In the United Kingdom, a state-backed organization called the AI Security Institute aims to foster policies and standards to mitigate the risk from AI. The organization is funding research projects focused on safety and risk mitigation, including defending AI systems against misuse, defending against third-party attacks (such as injecting corrupted data into AI training systems), and searching for ways to prevent public, open-use models from being used for harmful ends.
The good news is that, as AI-designed genetic sequences become more complex, that actually gives screening tools more information to work with. That means that whole-genome designs, like King and Hie’s bacteriophages, would be fairly easy to screen for potential dangers.
“In general, synthesis screening operates better on more information than less,” Diggans said. “So at the genome scale, it’s incredibly informative.”

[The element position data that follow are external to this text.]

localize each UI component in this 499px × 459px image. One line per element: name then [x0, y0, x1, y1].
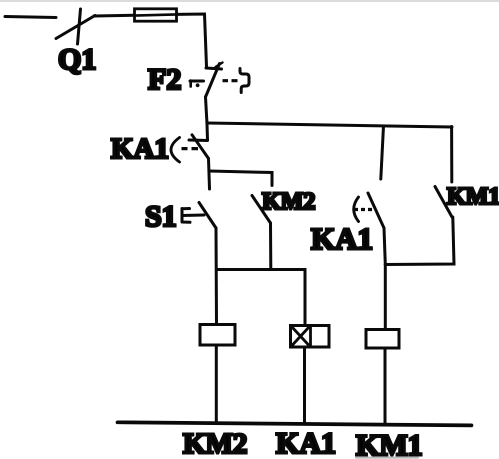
fuse FU: [134, 9, 177, 21]
wire KM2 contact down: [269, 223, 272, 270]
label S1: [145, 200, 177, 233]
node A branch to right rail top: [207, 123, 452, 127]
contact KM2 blade: [252, 196, 271, 224]
wire F2 to node A: [206, 97, 208, 124]
label KA1 upper-left: [111, 133, 169, 165]
wire fuse to top-right corner and down: [177, 14, 207, 67]
contact F2 left seat: [190, 81, 204, 88]
svg-text:KM1: KM1: [356, 429, 423, 459]
svg-text:KM1: KM1: [447, 184, 499, 210]
contact KA1 right: blade: [368, 193, 384, 228]
label KM2 upper: [262, 189, 315, 215]
svg-text:Q1: Q1: [58, 43, 96, 76]
switch Q1 cross bar: [78, 9, 81, 44]
contact F2 blade: [206, 63, 223, 98]
contact F2 thermal NC: right seat tick: [206, 68, 222, 69]
svg-text:KM2: KM2: [183, 428, 247, 459]
contact F2 heater hook: [240, 69, 249, 93]
contact KA1 left: arc actuator: [171, 138, 180, 163]
wire junction down to KM1 coil: [384, 265, 387, 330]
svg-text:KA1: KA1: [311, 221, 373, 256]
contact KA1 right: dashed link: [355, 208, 373, 211]
scan artifact underline: [356, 457, 418, 459]
contact KA1 left: seat: [189, 139, 208, 143]
coil KM2: [200, 325, 235, 346]
contact KM1 blade: [435, 187, 452, 218]
label KM2 bottom: [183, 428, 247, 459]
contact KA1 right: arc actuator: [354, 197, 359, 222]
wire KA1 coil to rail: [303, 347, 306, 424]
wire S1 down to KM2 coil: [215, 228, 219, 324]
svg-text:KA1: KA1: [276, 427, 336, 459]
label KM1 upper: [447, 184, 499, 210]
svg-text:KA1: KA1: [111, 133, 169, 165]
wire KA1 right contact down: [384, 228, 385, 265]
label KA1 right: [311, 221, 373, 256]
contact KA1 left: dashed link: [182, 147, 199, 150]
wire branch to KM2 contact: [209, 171, 272, 186]
wire node A down to KA1 contact: [206, 124, 210, 140]
contact KA1 left: blade: [192, 135, 209, 159]
scan artifact top edge line: [0, 0, 499, 2]
label F2: [148, 63, 181, 96]
wire left supply stub: [5, 17, 56, 18]
coil KA1 with X element: [291, 326, 330, 348]
wire KM1 coil to rail: [384, 348, 387, 424]
svg-text:S1: S1: [145, 200, 177, 233]
svg-text:F2: F2: [148, 63, 181, 96]
label Q1: [58, 43, 96, 76]
coil KM1: [366, 330, 399, 349]
wire mid branch down to KA1 right contact: [381, 126, 384, 179]
bottom rail: [118, 422, 472, 425]
wire KM2 coil to rail: [215, 345, 218, 423]
label KM1 bottom: [356, 429, 423, 459]
wire KM1 branch top corner down: [450, 127, 453, 183]
wire KM1 contact down and left to junction: [385, 217, 454, 265]
label KA1 bottom: [276, 427, 336, 459]
pushbutton S1 handle: [182, 209, 204, 223]
svg-text:KM2: KM2: [262, 189, 315, 215]
wire KA1 contact to S1: [209, 159, 210, 190]
wire Q1 to fuse: [94, 14, 135, 18]
wire jog junction to KA1 coil branch: [217, 270, 306, 326]
switch Q1 blade: [56, 16, 95, 39]
pushbutton S1 blade: [199, 203, 216, 229]
contact F2 dashed link: [223, 79, 238, 82]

Microsoft is collaborating with government agencies on ways to use AI to detect AI malfeasance. For instance, Horvitz said, the company is looking for ways to sift through large amounts of sewage and air-quality data to find evidence of the manufacture of dangerous toxins, proteins or viruses. “I think we’ll see screening moving outside of that single site of nucleic acid [DNA] synthesis and across the whole ecosystem,” Alexanian said.
And while AI could theoretically design a brand-new genome for a new species of bacteria, archaea or more complex organism, there is currently no easy way for AI to translate those AI instructions into a living organism in the lab, King said. Threats from AI-designed life aren’t immediate, but they’re not impossibly far off. Given the new horizons AI is likely to reveal in the near future, there’s a need to get creative across the field, Hernandez-Boussard said.
“There’s a role for funders, for publishers, for industry, for academics,” she said, “for, really, this multidisciplinary community to require these safety evaluations.”